ABOVE & BELOW: A Muscogee Nation member mixes dough to make frybread; and the preparation of fried chicken, PHOTO: AP
PHOTO: AP
Members of synagogue dump a freshly cooked pot of wild onions into a tray. PHOTO: AP
A member of the synagogue prepares a dish. PHOTO: AP

Dry likes to mix tradition with contemporary, such as using wild onions to make omelettes and kimchi.

“I’ve even used them to create salsa or chimichurri for steaks,” he said.

The following Saturday morning, at least 100 people wait for the tribal community centre to open in Okmulgee, the capital of the Muscogee Nation about 65 kilometres south of Tulsa.

For the second consecutive year, the community is gathering for a wild onion dinner to raise travel funds for Claudia McHenry, a tribal citizen hoping to compete at this year’s Miss Indian World Pageant in Albuquerque, New Mexico.

Dozens of people cook and handed out food, there was a silent auction, and a local mekko – a Muscogee spiritual leader – gave the opening welcome.

Over the last several generations, synagogues in Oklahoma have used wild onion dinners to raise funds for synagogue bills and annual dues, said Chebon Kernell, a mekko for his community.

“But as the years went by, it became an enormous community event,” he said.

McHenry said seeing the community rally behind her gives her the courage she needs.

“To just see people turn out for me physically,” she said. “It gives me really a lot of good emotions and pushes me and propels me to continue forward toward my goals.”

It isn’t uncommon for people to come from Arkansas, Kansas, or Texas for a piece of that community’s famed fried dish and a heap of wild onions.

Some travel that far because they’re part of the Muscogee diaspora.
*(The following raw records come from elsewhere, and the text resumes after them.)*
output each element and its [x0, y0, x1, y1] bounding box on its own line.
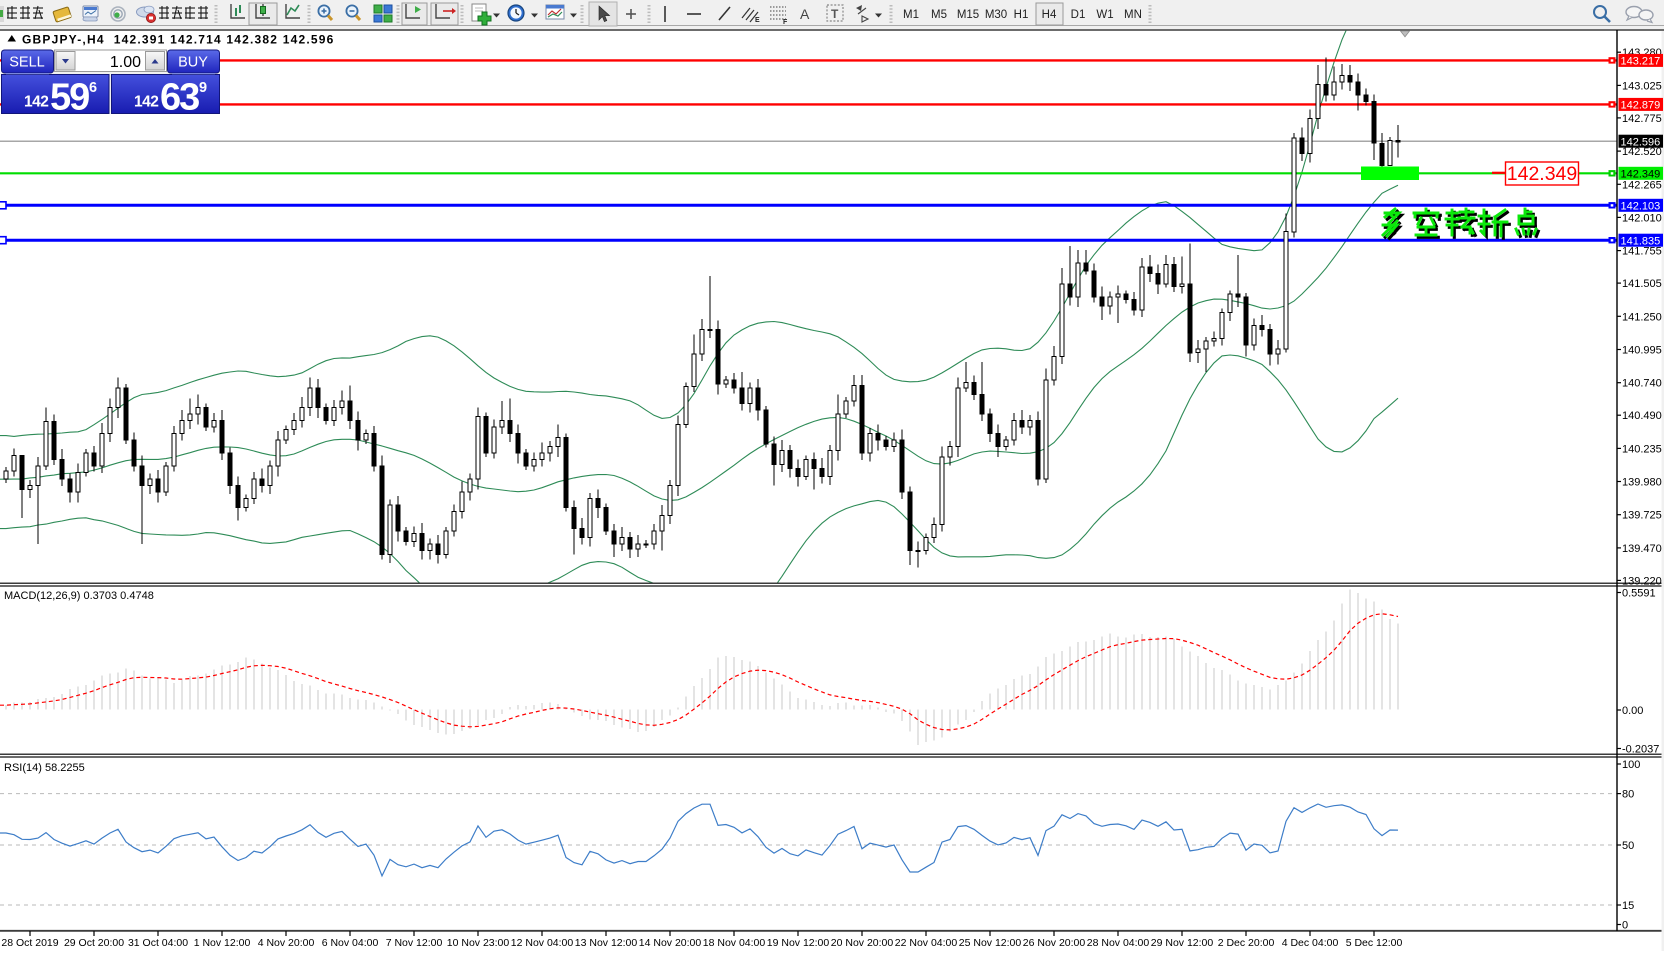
svg-text:29 Oct 20:00: 29 Oct 20:00 — [64, 937, 124, 949]
svg-text:141.250: 141.250 — [1622, 311, 1662, 323]
svg-text:H1: H1 — [1014, 9, 1029, 21]
svg-text:22 Nov 04:00: 22 Nov 04:00 — [895, 937, 958, 949]
svg-text:GBPJPY-,H4 142.391 142.714 14: GBPJPY-,H4 142.391 142.714 142.382 142.5… — [22, 33, 334, 47]
svg-text:26 Nov 20:00: 26 Nov 20:00 — [1023, 937, 1086, 949]
svg-text:143.025: 143.025 — [1622, 80, 1662, 92]
svg-text:142.596: 142.596 — [1621, 136, 1661, 148]
svg-text:28 Nov 04:00: 28 Nov 04:00 — [1087, 937, 1150, 949]
svg-text:12 Nov 04:00: 12 Nov 04:00 — [511, 937, 574, 949]
svg-text:M30: M30 — [985, 9, 1007, 21]
svg-text:H4: H4 — [1042, 9, 1057, 21]
svg-text:139.220: 139.220 — [1622, 575, 1662, 587]
svg-text:0.5591: 0.5591 — [1622, 588, 1656, 600]
svg-text:139.470: 139.470 — [1622, 543, 1662, 555]
svg-text:141.835: 141.835 — [1621, 235, 1661, 247]
svg-text:-0.2037: -0.2037 — [1622, 744, 1659, 756]
svg-text:A: A — [800, 6, 810, 22]
svg-text:MACD(12,26,9) 0.3703 0.4748: MACD(12,26,9) 0.3703 0.4748 — [4, 590, 154, 602]
svg-text:M1: M1 — [903, 9, 919, 21]
svg-text:142.775: 142.775 — [1622, 113, 1662, 125]
svg-text:SELL: SELL — [9, 55, 44, 71]
svg-text:5 Dec 12:00: 5 Dec 12:00 — [1346, 937, 1403, 949]
svg-text:142.265: 142.265 — [1622, 179, 1662, 191]
svg-text:4 Dec 04:00: 4 Dec 04:00 — [1282, 937, 1339, 949]
svg-text:M15: M15 — [957, 9, 979, 21]
svg-text:2 Dec 20:00: 2 Dec 20:00 — [1218, 937, 1275, 949]
svg-text:80: 80 — [1622, 789, 1634, 801]
svg-text:4 Nov 20:00: 4 Nov 20:00 — [258, 937, 315, 949]
svg-text:20 Nov 20:00: 20 Nov 20:00 — [831, 937, 894, 949]
svg-text:14 Nov 20:00: 14 Nov 20:00 — [639, 937, 702, 949]
svg-text:141.505: 141.505 — [1622, 278, 1662, 290]
svg-text:140.235: 140.235 — [1622, 443, 1662, 455]
svg-text:6: 6 — [89, 80, 97, 96]
svg-text:T: T — [831, 7, 839, 21]
svg-text:142.103: 142.103 — [1621, 201, 1661, 213]
svg-text:25 Nov 12:00: 25 Nov 12:00 — [959, 937, 1022, 949]
svg-text:139.725: 139.725 — [1622, 510, 1662, 522]
svg-text:142: 142 — [24, 94, 48, 111]
svg-text:BUY: BUY — [178, 55, 208, 71]
svg-text:28 Oct 2019: 28 Oct 2019 — [1, 937, 58, 949]
svg-text:18 Nov 04:00: 18 Nov 04:00 — [703, 937, 766, 949]
svg-text:RSI(14) 58.2255: RSI(14) 58.2255 — [4, 762, 85, 774]
svg-text:1.00: 1.00 — [110, 54, 141, 71]
svg-text:142.349: 142.349 — [1621, 169, 1661, 181]
svg-text:142.349: 142.349 — [1507, 163, 1578, 185]
svg-text:29 Nov 12:00: 29 Nov 12:00 — [1151, 937, 1214, 949]
svg-text:31 Oct 04:00: 31 Oct 04:00 — [128, 937, 188, 949]
svg-text:13 Nov 12:00: 13 Nov 12:00 — [575, 937, 638, 949]
svg-text:0: 0 — [1622, 920, 1628, 932]
svg-text:1 Nov 12:00: 1 Nov 12:00 — [194, 937, 251, 949]
svg-text:6 Nov 04:00: 6 Nov 04:00 — [322, 937, 379, 949]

Others simply follow the synagogue’s signs down a dusty gravel road until the canopy of trees opens up to an endless field of waving grass, still copper from the winter’s rest.

For nearly two decades, hundreds have lined up on the porch of the synagogue’s small gathering hall on the first Saturday in April for a plate of food. And every year you’ll find Carol Tiger there, elbow deep in a bowl of frybread mix.

Everyone calls Tiger the head cook.

“I just let them know what we have to do,” she said, sending a wave of laughter through the kitchen.

In past years, Tiger and other synagogue elders would take their grandkids to pick onions, but this year they’re expecting 500 to 600 hungry people.

Elders tell stories from the rocking chairs on the porch, children play in the woods nearby, and vendors sell beadwork and clothing. The small field around the synagogue has been cut and edged and is full of vehicles with tribal tags from across the state. Men fry meat in a giant pan over a fire outside, while women fill the dining hall with the warmth of home-cooked food.

After clearing their plates, attendees enjoy a piece of cake or a bowl of grape dumplings – a dessert traditionally made from wild grape juice that today is often made with frozen juice and canned biscuits. They stay well into the afternoon, talking and eating, certainly sad when it’s time to go.

But it’s mid-April, and wild onion dinner season isn’t over yet. There’s always next Saturday, a little further down the road.